For the first time since the recession started in December 2007, the change in the leading index over the last six months, on an annualized basis, surpassed the year-over-year measure as both improved. That also happened before the end of the previous two recessions.
Philadelphia Fed
The factory industry’s contraction in the Philadelphia region slowed as shipments and employment improved, the Federal Reserve Bank of Philadelphia said in its report. Meanwhile, more Americans than forecast filed claims for unemployment insurance last week, and the total number of workers receiving benefits rose to a record, signs the job market continues to weaken.
Stocks and Treasuries fell after the reports. The Standard & Poor’s 500 Index was down 1.7 percent at 888.19 as of 12:46 p.m. in New York. Yields on benchmark 10-year notes rose to 3.29 percent from 3.19 percent late yesterday.
The leading index was forecast to rise 0.8 percent, according to the median of 57 economists in a Bloomberg News survey, after an originally reported drop of 0.3 percent in March. Estimates ranged from a decline of 0.2 percent to a gain of 1.4 percent.
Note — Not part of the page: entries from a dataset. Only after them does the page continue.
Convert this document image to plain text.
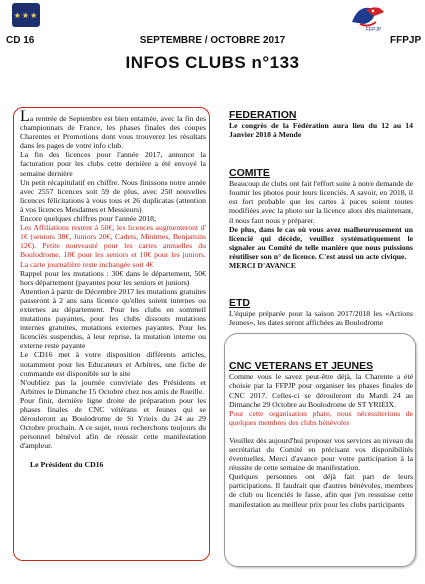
★★★
FFPJP
CD 16	SEPTEMBRE / OCTOBRE 2017	FFPJP
INFOS CLUBS n°133

La rentrée de Septembre est bien entamée, avec la fin des championnats de France, les phases finales des coupes Charentes et Promotions dont vous trouverez les résultats dans les pages de votre info club.

La fin des licences pour l'année 2017, annonce la facturation pour les clubs cette dernière a été envoyé la semaine dernière

Un petit récapitulatif en chiffre. Nous finissons notre année avec 2557 licences soit 59 de plus, avec 250 nouvelles licences félicitations à vous tous et 26 duplicatas (attention à vos licences Mesdames et Messieurs)

Encore quelques chiffres pour l'année 2018,

Les Affiliations restent à 50€, les licences augmenteront d' 1€ (seniors 38€, Juniors 20€, Cadets, Minimes, Benjamins 12€). Petite nouveauté pour les cartes annuelles du Boulodrome, 18€ pour les seniors et 10€ pour les juniors. La carte journalière reste inchangée soit 4€

Rappel pour les mutations : 30€ dans le département, 50€ hors département (payantes pour les seniors et juniors)

Attention à partir de Décembre 2017 les mutations gratuites passeront à 2 ans sans licence qu'elles soient internes ou externes au département. Pour les clubs en sommeil mutations payantes, pour les clubs dissouts mutations internes gratuites, mutations externes payantes. Pour les licenciés suspendus, à leur reprise, la mutation interne ou externe reste payante

Le CD16 met à votre disposition différents articles, notamment pour les Educateurs et Arbitres, une fiche de commande est disponible sur le site

N'oubliez pas la journée conviviale des Présidents et Arbitres le Dimanche 15 Octobre chez nos amis de Rueille.

Pour finir, dernière ligne droite de préparation pour les phases finales de CNC vétérans et Jeunes qui se dérouleront au Boulodrome de St Yrieix du 24 au 29 Octobre prochain. A ce sujet, nous recherchons toujours du personnel bénévol afin de réussir cette manifestation d'ampleur.

Le Président du CD16

FEDERATION

Le congrès de la Fédération aura lieu du 12 au 14 Janvier 2018 à Mende

COMITE

Beaucoup de clubs ont fait l'effort suite à notre demande de fournir les photos pour leurs licenciés. A savoir, en 2018, il est fort probable que les cartes à puces soient toutes modifiées avec la photo sur la licence alors dès maintenant, il nous faut nous y préparer.

De plus, dans le cas où vous avez malheureusement un licencié qui décède, veuillez systématiquement le signaler au Comité de telle manière que nous puissions réutiliser son n° de licence. C'est aussi un acte civique.

MERCI D'AVANCE

ETD

L'équipe préparée pour la saison 2017/2018 les «Actions Jeunes», les dates seront affichées au Boulodrome

CNC VETERANS ET JEUNES

Comme vous le savez peut-être déjà, la Charente a été choisie par la FFPJP pour organiser les phases finales de CNC 2017. Celles-ci se dérouleront du Mardi 24 au Dimanche 29 Octobre au Boulodrome de ST YRIEIX.

Pour cette organisation phare, nous nécessiterions de quelques membres des clubs bénévoles

Veuillez dès aujourd'hui proposer vos services au niveau du secrétariat du Comité en précisant vos disponibilités éventuelles. Merci d'avance pour votre participation à la réussite de cette semaine de manifestation.

Quelques personnes ont déjà fait part de leurs participations. Il faudrait que d'autres bénévoles, membres de club ou licenciés le fasse, afin que j'en ressuisse cette manifestation au meilleur prix pour les clubs participants
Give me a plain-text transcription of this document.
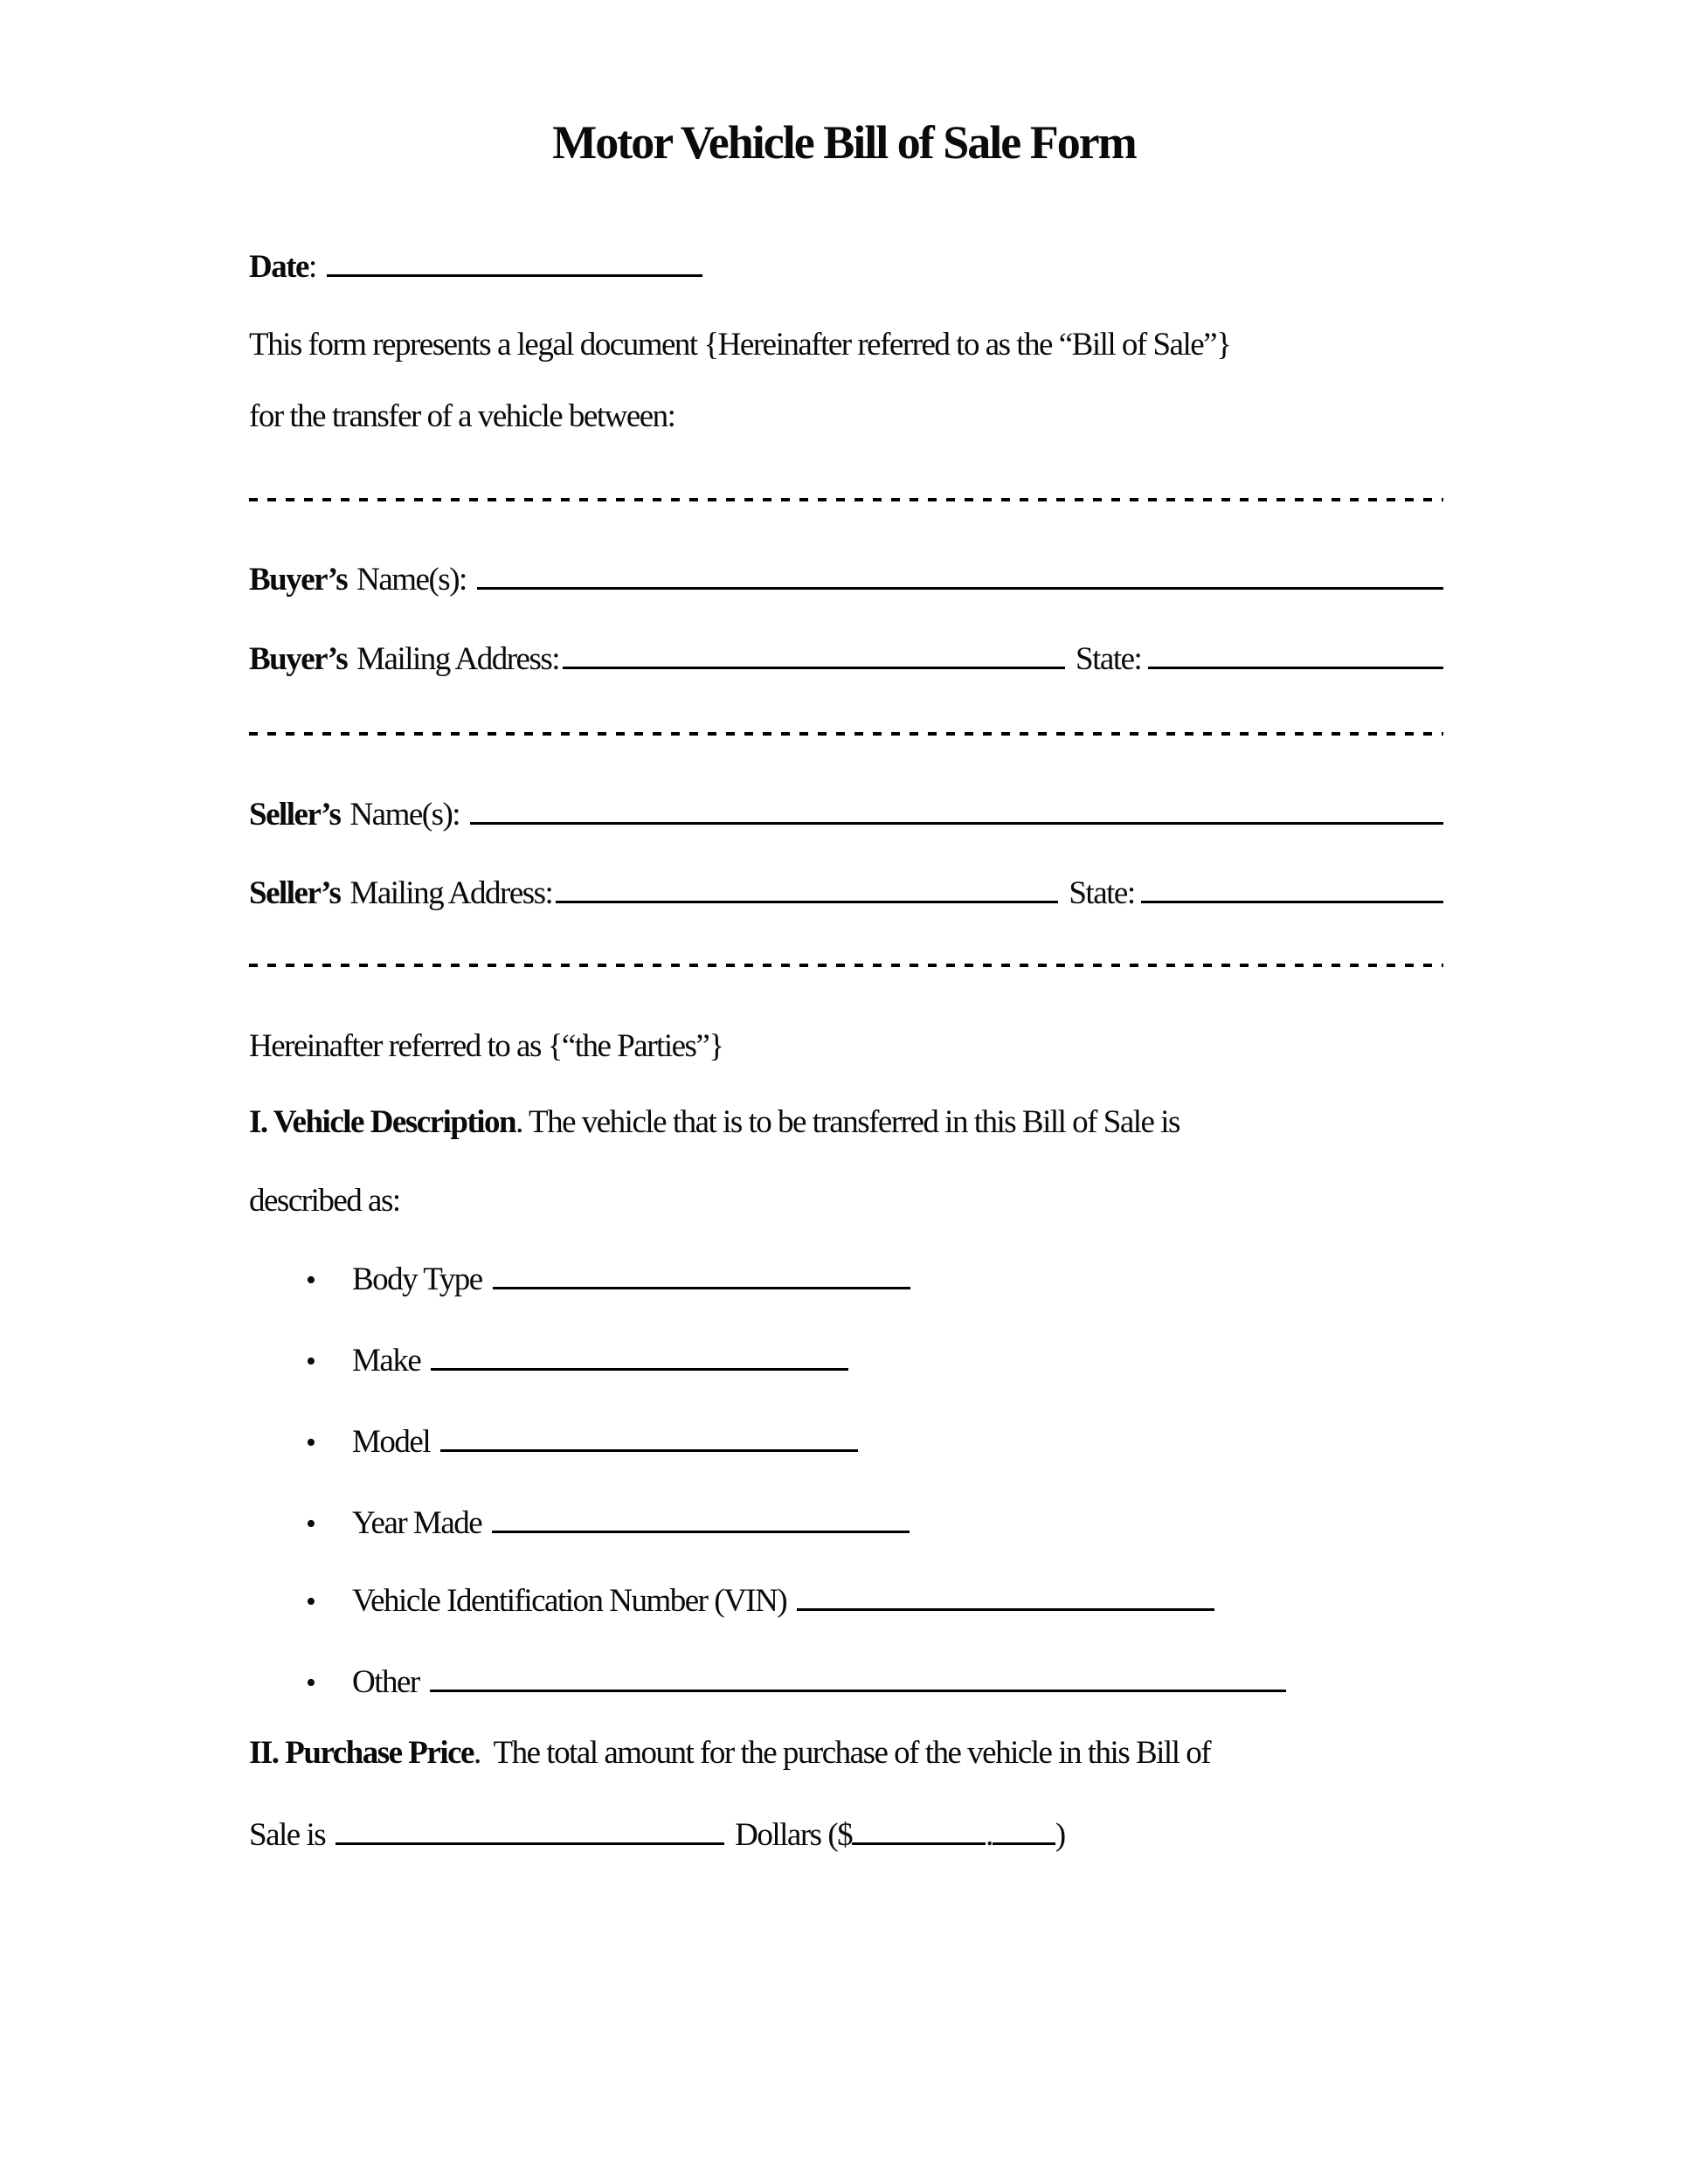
Motor Vehicle Bill of Sale Form
Date :
This form represents a legal document {Hereinafter referred to as the “Bill of Sale”}
for the transfer of a vehicle between:
Buyer’s Name(s):
Buyer’s Mailing Address:	State:
Seller’s Name(s):
Seller’s Mailing Address:	State:
Hereinafter referred to as {“the Parties”}
I. Vehicle Description . The vehicle that is to be transferred in this Bill of Sale is
described as:
•	Body Type
•	Make
•	Model
•	Year Made
•	Vehicle Identification Number (VIN)
•	Other
II. Purchase Price .  The total amount for the purchase of the vehicle in this Bill of
Sale is	Dollars ($	. )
Seven of the 10 indicators in today’s report increased, with the biggest boost provided by the Standard & Poor’s index, which gained 12 percent in April from the prior month’s average.
Consumer Sentiment
Another contribution came from the Reuters/University of Michigan index of consumer expectations, a proxy for future spending, which rose in April by the most in more than two years. A preliminary report showed the gauge also rising in May.
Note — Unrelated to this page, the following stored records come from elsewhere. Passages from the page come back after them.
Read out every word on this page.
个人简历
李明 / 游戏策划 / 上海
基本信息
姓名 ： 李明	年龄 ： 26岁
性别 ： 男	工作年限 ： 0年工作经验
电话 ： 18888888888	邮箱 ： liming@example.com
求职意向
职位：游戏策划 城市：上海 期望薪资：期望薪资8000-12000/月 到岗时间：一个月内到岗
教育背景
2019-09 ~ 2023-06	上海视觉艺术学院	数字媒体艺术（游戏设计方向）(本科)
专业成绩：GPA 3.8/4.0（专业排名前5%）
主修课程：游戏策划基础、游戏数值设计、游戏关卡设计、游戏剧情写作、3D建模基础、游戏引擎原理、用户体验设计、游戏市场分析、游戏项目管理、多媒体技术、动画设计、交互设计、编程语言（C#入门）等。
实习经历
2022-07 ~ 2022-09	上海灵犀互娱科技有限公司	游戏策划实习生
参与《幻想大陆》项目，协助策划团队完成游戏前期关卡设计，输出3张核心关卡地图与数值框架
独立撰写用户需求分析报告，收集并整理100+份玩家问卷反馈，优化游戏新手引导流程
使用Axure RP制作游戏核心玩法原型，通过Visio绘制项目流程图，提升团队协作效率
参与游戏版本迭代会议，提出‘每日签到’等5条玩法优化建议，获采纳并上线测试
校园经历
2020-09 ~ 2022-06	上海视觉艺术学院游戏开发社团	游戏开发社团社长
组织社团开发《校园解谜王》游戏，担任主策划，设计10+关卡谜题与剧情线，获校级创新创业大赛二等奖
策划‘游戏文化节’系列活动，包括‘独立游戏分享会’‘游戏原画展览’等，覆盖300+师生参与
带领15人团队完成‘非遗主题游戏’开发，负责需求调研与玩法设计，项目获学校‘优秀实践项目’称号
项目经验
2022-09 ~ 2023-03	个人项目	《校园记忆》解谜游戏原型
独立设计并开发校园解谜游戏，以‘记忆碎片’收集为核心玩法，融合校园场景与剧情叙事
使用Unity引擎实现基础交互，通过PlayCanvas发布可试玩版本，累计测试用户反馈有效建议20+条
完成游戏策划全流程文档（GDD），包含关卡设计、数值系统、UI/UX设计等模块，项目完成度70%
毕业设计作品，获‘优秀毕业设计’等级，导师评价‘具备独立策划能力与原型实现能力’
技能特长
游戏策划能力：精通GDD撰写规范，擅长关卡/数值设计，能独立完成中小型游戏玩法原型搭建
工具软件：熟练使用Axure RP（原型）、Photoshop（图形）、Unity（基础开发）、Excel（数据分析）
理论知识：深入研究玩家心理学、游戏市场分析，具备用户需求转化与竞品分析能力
Seven of the 10 indicators for the leading index are known ahead of time: stock prices, jobless claims, building permits, consumer expectations, the yield curve, factory hours and supplier delivery times.
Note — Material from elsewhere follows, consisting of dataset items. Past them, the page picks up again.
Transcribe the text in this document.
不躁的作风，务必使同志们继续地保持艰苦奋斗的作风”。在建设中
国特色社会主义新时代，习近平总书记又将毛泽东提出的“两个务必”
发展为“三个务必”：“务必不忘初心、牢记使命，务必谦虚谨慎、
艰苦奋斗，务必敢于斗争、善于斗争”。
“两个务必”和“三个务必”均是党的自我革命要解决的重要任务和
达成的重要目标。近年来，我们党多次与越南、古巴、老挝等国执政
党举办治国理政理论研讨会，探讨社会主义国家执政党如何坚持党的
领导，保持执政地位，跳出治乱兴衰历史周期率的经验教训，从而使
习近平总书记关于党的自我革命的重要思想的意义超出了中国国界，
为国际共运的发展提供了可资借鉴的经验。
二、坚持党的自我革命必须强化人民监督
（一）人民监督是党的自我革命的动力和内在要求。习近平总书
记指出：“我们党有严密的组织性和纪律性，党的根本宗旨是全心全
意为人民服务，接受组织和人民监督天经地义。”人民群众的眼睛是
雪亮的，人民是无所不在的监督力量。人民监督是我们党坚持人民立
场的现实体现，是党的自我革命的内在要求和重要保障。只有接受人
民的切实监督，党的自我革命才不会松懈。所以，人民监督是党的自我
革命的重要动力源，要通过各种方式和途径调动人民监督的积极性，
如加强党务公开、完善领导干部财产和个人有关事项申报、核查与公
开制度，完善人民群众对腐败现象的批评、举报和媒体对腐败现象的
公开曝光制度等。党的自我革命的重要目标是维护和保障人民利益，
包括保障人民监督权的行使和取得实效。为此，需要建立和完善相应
The Philadelphia Fed’s general economic index climbed to minus 22.6 this month from minus 24.4 in April, the bank said today. Negative numbers signal contraction.
While the manufacturing slump is stabilizing after companies reduced inventories in the first quarter at the fastest pace on record, the global downturn will keep paring demand for American-made goods. Production cutbacks at General Motors Corp. and Chrysler LLC will ripple through the auto industry, meaning the factory slowdown and soft labor market may persist for months to come.
Slower Contraction
“The economy is contracting and manufacturing is contracting, it’s just contracting at a slower pace,” said Steven Ricchiuto, chief economist at Mizuho Securities USA Inc. in New York. Ricchiuto forecast the index would be minus 22.
Initial jobless claims fell by 12,000 to 631,000 in the week ended May 16, from a revised 643,000 the prior week that was higher than initially estimated, the Labor Department said today in Washington. The total number of people collecting benefits rose to 6.66 million, a record reading for a 16th straight week, and a sign companies are still not hiring.
Job losses are likely to continue after Chrysler filed for bankruptcy and because General Motors may follow suit and terminate 1,100 U.S. dealers.
Still, in a statement following their April meeting, Fed policy makers cited improved financial conditions, stronger business and household sentiment, and expectations of an increase in industrial production to replace inventories, as reasons why the pace of contraction will probably ease.
Fed Projections
Policy makers projected the economic slump this year would be deeper than they forecast in January and estimated a slower rebound next year, according to meeting minutes issued yesterday. Some officials said the central bank may need to boost asset purchases to further lower borrowing costs and secure a stronger recovery.
Some companies are gaining confidence any further decline in demand will not be as dramatic. LSI Corp. Chief Executive Officer Abhi Talwalkar said calling the bottom now would be “too bold of a statement,” even as sales in the chip industry were improving.
Still, “I do believe we won’t experience another freefall like we did in the last quarter and a half,” Talwalkar said in a May 18 interview.